Later, in the evening a young Canadian couple, Jeff and
Olena, from the only other boat anchored in Sapodilla Bay, came over to chat
and have a drink. They are taking time out from their regular lives and are
trying to sail as far south as Bonaire. In sailing south they have the added
challenge of going against the trade winds.
Part 2 … The Journey. The weather forecast was for mild conditions on Tuesday with
increasing winds and waves on Wednesday (15-20 kts winds from east and 6 foot
seas from north east). This didn’t sound too terrible to us, particularly as we
were headed north-west. Nonetheless, it’s a 180 nautical mile passage and we were
keen to make good speed so as to arrive as early as possible on Wednesday. We
pulled up the anchor on Tuesday a little before 7.30 am, raised full mainsail
and motor sailed west across the banks and out of the Sandbore channel. Then we
adjusted course to the north west and deployed the genoa, but the winds were
too light to sustain a decent speed so we carried on motor sailing. Around 2pm
we were finally able to switch off the engine, and for the next several hours
the sailing was excellent. After passing Myaguana the winds were pretty steady
at around 15 knots from the east, but we needed to turn more to the west, which
was pretty close to dead down wind. There were already several squalls visible
and we didn’t want sail wing-on-wing with the genoa polled out at night and so once
again we reverted to motor sailing. As the night went on conditions got
increasingly bumpy and at dawn we greeted by the sight of squalls all around
us. The wind became erratic both in terms of speed and direction and the seas
were large and disorganized. At one point the wind was solid at 25 knots
gusting 30 knots and waves were 8 feet or more and really swinging the boat
around. This of course was the point at which the engine conked out, presumably
because of crud in the tanks getting shaken up and sucked into the fuel line. With
that much wind you don’t need the engine, however, getting onto a slip in a
marina under sail power alone is not something I would try. Anyway, we were
able re-start after switching filters and fuel tank selection. There was some
rain in the morning, but it wasn’t until around noon when we were starting our
entry into the harbor that the worst squall hit with strong winds and
torrential rain. We opted to drop anchor and have some lunch before proceeding
on to the marina. Since then the wind and rain have not let up. It’s now 9pm
and as I write this blog in the comfort of our navigation station, our wind
gauge is pegged in the low thirties and gusting over 40 knots.
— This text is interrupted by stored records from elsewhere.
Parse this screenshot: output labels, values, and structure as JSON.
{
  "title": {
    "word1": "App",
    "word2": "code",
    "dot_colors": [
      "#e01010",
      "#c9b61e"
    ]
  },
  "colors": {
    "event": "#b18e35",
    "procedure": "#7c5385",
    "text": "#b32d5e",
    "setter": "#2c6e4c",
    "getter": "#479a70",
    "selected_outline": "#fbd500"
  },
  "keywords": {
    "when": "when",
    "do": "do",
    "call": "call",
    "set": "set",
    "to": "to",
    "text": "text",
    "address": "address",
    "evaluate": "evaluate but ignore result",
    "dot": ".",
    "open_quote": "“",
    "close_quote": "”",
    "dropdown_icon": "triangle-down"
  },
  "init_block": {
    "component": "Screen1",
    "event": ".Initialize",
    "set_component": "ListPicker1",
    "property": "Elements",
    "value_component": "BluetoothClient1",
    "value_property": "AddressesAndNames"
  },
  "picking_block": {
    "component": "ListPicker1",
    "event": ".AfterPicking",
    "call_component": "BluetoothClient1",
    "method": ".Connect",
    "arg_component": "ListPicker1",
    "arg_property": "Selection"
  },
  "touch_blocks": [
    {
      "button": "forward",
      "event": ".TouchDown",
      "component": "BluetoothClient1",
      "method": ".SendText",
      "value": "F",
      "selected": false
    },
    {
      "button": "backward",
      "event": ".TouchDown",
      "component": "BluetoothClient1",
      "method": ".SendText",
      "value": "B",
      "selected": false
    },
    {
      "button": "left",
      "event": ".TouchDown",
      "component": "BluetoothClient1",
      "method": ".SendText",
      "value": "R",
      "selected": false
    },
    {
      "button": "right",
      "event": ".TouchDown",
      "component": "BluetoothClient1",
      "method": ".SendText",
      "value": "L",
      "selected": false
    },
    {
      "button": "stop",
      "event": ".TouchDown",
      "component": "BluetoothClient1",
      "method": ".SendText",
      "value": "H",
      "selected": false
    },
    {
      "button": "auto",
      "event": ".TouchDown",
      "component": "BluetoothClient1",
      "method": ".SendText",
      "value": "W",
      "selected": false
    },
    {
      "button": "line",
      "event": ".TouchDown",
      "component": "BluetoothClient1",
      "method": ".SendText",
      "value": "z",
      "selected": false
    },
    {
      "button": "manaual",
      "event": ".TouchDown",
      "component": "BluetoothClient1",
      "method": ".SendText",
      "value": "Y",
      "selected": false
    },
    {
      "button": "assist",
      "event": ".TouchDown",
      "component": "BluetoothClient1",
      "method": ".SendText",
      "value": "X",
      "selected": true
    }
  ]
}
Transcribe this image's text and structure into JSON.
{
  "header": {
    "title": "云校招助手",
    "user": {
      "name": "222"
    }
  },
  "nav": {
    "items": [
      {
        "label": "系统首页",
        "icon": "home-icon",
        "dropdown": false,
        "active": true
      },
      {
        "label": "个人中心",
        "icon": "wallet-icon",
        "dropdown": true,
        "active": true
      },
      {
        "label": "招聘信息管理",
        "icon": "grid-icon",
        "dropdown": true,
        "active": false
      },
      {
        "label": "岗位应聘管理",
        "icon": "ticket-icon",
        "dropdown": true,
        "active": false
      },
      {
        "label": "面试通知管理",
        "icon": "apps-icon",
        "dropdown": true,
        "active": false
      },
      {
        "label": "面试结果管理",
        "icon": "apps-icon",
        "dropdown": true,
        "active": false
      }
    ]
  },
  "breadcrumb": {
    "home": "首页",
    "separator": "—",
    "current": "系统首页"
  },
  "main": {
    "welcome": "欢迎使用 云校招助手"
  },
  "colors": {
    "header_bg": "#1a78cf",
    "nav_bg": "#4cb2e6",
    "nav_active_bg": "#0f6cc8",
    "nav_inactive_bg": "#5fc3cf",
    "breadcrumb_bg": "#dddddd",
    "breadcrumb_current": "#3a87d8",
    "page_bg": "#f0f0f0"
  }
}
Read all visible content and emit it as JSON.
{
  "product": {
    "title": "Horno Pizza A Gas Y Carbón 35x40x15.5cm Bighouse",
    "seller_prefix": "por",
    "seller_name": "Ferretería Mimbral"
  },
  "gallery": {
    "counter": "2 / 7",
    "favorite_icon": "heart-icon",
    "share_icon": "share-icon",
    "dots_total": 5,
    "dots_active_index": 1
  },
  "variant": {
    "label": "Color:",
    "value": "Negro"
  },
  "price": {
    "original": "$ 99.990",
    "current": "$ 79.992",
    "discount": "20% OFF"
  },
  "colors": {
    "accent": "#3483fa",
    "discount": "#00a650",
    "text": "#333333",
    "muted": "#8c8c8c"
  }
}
Today has been
by far the worst weather we have seen on the whole trip. In fact at this moment
it feels very similar to the conditions we experienced whilst on the dock in
North Carolina during hurricane Sandy. I hate to think what conditions might be
like now out in the open ocean. This was one of the more demanding passages we
have made and on the one hand I think we were wise (and lucky) to complete it by
mid-day on Wednesday. On the other hand, despite weather information from
multiple sources I don’t think either of us appreciated how badly conditions
would deteriorate and we might have been smarter not to set out as we did.
Flying Fish Marina, Clarence Town, Long Island, Bahamas
23o 06.1 N, 74o 57.6 W
What a fashion statement - Gloria at South Dock, Providencales, visiting customs and immigration. Not everyone can carry off that "hard hat on top of bush hat" look ...! (iPhone photo)
The first of many squalls - Tuesday evening, sailing west of Mayaguana. By Wednesday morning it was all squalls and no blue sky.